È stato un summit dove il linguaggio ha probabilmente contato più della sostanza. Sia Putin che Biden sono stati attenti a evitare dure polemiche, pur marcando i loro dissensi. Il presidente russo ha elogiato il capo della Casa Bianca come «partner costruttivo, equilibrato e di grande esperienza», definendo i colloqui «privi di ostilità». Biden, che ha iniziato la sua conferenza stampa quando l’altro ha finito, ha detto «che non ci può essere alcun surrogato al dialogo personale tra i leader di due Paesi potenti e orgogliosi», notando che il tono delle conversazioni è stato «buono e positivo» e che anche i disaccordi sono stati espressi senza iperboli e attriti: «Non ci sono state minacce — ha commentato il leader americano — ma ho spiegato al presidente Putin che gli Stati Uniti risponderanno a ogni violazione della sovranità democratica, loro e dei loro alleati».

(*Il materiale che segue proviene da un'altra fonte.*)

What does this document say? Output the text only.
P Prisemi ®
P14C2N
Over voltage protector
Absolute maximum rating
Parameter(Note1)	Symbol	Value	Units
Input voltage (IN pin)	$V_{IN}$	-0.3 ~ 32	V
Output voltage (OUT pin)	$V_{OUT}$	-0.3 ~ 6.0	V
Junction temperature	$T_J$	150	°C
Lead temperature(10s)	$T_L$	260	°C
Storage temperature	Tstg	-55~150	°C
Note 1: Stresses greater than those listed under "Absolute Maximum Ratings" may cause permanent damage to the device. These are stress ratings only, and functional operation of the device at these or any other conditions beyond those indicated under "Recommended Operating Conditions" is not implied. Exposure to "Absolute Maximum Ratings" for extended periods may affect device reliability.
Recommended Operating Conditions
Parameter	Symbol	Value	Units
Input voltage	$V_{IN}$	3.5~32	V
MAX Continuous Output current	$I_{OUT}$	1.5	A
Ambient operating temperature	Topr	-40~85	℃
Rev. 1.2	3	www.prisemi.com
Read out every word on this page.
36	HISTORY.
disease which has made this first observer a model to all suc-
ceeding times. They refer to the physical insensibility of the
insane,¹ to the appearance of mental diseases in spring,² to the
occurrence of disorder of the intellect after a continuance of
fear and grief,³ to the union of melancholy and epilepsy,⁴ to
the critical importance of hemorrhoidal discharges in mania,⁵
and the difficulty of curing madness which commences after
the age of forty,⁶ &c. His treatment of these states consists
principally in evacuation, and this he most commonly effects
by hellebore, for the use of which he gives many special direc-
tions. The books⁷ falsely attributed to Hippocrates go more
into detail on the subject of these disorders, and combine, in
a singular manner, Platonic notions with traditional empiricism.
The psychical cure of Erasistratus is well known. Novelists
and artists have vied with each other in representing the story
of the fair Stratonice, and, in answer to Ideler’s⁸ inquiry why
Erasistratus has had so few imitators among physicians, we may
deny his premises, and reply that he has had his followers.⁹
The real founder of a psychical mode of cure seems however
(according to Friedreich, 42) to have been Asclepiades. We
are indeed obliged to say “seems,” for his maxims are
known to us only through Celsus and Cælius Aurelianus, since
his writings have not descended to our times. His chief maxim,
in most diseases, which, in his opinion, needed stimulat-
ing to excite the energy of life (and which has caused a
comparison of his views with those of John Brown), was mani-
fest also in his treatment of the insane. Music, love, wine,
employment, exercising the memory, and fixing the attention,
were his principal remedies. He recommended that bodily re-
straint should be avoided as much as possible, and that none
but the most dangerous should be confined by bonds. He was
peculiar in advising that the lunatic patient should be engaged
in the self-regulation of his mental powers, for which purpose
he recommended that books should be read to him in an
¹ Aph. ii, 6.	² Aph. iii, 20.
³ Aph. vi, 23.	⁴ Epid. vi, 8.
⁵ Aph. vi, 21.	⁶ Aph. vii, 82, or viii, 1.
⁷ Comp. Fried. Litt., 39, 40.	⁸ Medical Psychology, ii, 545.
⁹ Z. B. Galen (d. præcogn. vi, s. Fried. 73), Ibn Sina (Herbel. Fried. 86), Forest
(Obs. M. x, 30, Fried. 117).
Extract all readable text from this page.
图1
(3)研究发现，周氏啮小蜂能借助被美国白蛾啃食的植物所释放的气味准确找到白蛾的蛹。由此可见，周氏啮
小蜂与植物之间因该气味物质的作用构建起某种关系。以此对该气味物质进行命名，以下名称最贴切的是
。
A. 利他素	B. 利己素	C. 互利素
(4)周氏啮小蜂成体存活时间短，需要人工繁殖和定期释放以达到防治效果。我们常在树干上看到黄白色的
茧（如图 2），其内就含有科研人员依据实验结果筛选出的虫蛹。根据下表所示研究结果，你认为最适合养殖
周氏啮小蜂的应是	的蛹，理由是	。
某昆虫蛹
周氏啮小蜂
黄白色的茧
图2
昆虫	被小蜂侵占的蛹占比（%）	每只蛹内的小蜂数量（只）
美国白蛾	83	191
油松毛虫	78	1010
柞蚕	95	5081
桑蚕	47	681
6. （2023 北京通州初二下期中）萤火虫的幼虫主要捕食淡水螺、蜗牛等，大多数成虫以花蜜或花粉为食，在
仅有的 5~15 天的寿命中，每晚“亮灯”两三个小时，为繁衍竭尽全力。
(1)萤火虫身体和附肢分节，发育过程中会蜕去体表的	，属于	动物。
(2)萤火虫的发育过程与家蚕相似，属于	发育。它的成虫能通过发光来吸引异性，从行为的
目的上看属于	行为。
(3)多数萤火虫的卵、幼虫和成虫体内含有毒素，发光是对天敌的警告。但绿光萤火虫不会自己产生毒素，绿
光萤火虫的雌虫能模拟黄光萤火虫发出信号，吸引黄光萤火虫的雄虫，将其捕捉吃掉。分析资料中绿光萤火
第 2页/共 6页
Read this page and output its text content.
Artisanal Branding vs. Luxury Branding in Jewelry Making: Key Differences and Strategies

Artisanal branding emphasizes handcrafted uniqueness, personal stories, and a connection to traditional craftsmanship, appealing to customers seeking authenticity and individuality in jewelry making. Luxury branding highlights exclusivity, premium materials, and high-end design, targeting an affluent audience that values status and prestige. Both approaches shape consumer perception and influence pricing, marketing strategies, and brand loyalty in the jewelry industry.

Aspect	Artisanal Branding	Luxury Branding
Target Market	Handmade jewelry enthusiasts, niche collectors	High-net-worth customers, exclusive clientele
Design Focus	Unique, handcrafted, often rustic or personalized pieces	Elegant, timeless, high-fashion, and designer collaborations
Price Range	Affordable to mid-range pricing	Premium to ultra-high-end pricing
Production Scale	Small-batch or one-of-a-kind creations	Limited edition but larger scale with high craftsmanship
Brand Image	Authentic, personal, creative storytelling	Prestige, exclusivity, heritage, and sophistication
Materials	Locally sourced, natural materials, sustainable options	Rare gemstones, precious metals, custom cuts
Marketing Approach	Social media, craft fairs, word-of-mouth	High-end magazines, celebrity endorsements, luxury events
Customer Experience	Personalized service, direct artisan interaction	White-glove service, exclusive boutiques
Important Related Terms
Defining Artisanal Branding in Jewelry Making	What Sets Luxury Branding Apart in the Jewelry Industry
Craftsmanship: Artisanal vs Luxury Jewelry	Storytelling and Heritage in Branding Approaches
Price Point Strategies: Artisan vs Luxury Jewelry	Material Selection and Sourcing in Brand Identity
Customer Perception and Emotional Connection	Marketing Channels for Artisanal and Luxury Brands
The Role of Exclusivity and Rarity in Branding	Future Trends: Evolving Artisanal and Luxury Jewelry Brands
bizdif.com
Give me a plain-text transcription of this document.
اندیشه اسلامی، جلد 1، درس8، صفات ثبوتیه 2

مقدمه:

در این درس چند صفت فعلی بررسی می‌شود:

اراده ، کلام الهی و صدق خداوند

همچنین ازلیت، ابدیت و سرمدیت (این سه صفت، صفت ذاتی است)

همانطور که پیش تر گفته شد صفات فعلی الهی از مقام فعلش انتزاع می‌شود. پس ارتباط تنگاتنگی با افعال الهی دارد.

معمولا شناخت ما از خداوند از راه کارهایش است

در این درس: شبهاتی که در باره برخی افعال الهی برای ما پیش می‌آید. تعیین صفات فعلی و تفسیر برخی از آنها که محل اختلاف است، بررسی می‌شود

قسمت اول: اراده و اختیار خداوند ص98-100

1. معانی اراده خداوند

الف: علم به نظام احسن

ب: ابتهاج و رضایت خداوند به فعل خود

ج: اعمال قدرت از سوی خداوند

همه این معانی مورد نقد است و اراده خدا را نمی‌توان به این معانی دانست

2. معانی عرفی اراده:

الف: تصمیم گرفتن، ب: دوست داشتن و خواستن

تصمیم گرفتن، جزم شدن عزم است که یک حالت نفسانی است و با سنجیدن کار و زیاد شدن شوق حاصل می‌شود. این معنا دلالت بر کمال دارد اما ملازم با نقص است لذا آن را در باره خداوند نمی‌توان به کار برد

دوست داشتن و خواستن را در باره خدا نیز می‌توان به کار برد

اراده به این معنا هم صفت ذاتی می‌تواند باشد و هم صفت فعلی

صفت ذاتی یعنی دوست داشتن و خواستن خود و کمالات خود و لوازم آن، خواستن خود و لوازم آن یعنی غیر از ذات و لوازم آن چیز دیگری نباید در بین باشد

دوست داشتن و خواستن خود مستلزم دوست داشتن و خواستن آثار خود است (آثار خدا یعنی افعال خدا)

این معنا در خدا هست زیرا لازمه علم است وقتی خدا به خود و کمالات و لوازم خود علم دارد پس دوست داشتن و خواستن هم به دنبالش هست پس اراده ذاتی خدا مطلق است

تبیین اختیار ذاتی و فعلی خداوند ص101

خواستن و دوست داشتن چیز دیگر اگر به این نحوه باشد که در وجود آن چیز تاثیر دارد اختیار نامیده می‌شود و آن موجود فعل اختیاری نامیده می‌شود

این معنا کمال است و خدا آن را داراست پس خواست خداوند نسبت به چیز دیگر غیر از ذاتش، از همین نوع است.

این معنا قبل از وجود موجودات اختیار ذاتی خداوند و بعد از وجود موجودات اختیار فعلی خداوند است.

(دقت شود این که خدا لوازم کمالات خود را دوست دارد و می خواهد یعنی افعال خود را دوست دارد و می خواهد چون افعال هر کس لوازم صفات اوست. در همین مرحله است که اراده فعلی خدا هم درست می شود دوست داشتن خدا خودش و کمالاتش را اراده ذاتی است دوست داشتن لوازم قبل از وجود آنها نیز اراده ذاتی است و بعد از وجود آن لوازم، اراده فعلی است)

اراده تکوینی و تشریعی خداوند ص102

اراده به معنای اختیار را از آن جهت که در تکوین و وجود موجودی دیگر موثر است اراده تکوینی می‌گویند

Il vertice si è svolto in due parti. Alla prima, durata poco più di un’ora davanti a un mappamondo, nella splendida biblioteca della villa ottocentesca, hanno partecipato solo i due leader e i rispettivi ministri degli Esteri, il russo Sergej Lavrov e il segretario di Stato americano Tony Blinken. La seconda, allargata, è andata avanti per quasi novanta minuti, con sei americani oltre Biden, fra i quali il consigliere per la Sicurezza nazionale Jack Sullivan, la numero due del dipartimento di Stato, Victoria Nuland e l’ambasciatore americano a Mosca, John Sullivan. Dall’altra parte del tavolo, con Putin, otto persone fra cui il viceministro degli Esteri Anatoly Riabkov, il capo di Stato maggiore generale Valery Gerassimov e l’ambasciatore a Washington Anatoly Antonov.